We have spoken before about the merits of cognitive behavioural therapy (CBT) in managing mental health,[1] and a recent study by Højgaard and colleagues looked at its long-term effectiveness for children with obsessive-compulsive disorder (OCD).[2] While previous research has been shown it to be effective, it was not known for how long this effect lasted. In this study of children who responded positively to initial therapy, 121 out of 155 children (78%) were in remission one year after the initial therapy, with an average decrease in CY-BOCS score (an obsessive-compulsive scale specifically for children) of 1.72 points (p=0.001). Although the benefits can be expected to be maintained for at least one year there is still a need to remain aware of OCD symptoms before they re-develop.

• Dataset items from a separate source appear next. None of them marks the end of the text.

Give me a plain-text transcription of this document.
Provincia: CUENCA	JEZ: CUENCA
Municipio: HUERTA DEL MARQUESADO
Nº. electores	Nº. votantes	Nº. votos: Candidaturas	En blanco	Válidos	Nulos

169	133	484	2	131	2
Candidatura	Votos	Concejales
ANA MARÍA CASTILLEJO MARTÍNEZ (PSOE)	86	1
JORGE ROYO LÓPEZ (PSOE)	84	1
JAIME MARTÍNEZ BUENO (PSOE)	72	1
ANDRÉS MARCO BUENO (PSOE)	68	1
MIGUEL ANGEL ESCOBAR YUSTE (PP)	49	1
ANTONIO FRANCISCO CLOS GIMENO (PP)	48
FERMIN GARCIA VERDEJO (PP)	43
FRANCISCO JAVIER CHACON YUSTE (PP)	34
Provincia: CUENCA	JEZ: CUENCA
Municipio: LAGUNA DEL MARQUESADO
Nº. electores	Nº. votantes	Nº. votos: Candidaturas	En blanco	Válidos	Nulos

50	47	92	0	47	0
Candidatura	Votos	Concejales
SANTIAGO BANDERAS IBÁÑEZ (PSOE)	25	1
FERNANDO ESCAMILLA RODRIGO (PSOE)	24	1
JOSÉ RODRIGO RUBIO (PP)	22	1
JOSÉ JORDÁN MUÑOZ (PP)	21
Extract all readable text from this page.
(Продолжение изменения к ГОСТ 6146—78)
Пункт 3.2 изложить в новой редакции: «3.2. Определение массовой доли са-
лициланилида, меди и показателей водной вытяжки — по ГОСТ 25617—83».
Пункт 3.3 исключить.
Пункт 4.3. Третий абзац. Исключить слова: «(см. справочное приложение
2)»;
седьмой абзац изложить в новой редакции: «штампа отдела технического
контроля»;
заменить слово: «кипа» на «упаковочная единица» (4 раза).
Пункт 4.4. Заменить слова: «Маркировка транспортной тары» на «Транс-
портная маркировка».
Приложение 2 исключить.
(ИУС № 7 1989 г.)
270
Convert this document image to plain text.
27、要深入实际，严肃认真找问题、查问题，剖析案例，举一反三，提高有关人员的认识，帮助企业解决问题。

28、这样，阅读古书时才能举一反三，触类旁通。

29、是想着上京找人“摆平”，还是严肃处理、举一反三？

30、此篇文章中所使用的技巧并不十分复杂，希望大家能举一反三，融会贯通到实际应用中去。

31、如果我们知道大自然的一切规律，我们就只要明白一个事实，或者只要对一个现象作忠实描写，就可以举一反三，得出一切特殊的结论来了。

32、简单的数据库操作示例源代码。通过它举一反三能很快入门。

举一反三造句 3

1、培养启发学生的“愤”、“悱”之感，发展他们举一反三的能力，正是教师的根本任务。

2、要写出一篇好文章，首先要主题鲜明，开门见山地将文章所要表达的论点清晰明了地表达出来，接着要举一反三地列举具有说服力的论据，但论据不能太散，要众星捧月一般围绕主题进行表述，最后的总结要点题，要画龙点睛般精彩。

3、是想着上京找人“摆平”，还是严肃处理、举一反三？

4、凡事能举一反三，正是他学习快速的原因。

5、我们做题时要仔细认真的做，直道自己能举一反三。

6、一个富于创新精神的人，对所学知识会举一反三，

— Peter Chilton, Research Fellow

References:

  1. Lilford RJ. Cognitive Behavioural Therapy vs. Mindfulness Therapy. NIHR CLAHRC West Midlands News Blog. 21 July 2017.
  2. Højgaard DRMA, Hybel KA, Ivarsson T, et al. One-Year Outcome for Responders of Cognitive-Behavioral Therapy for Pediatric Obsessive-Compulsive Disorder. J Am Acad Child Adolesc Psychiatr. 2017; 56(11): 940-7.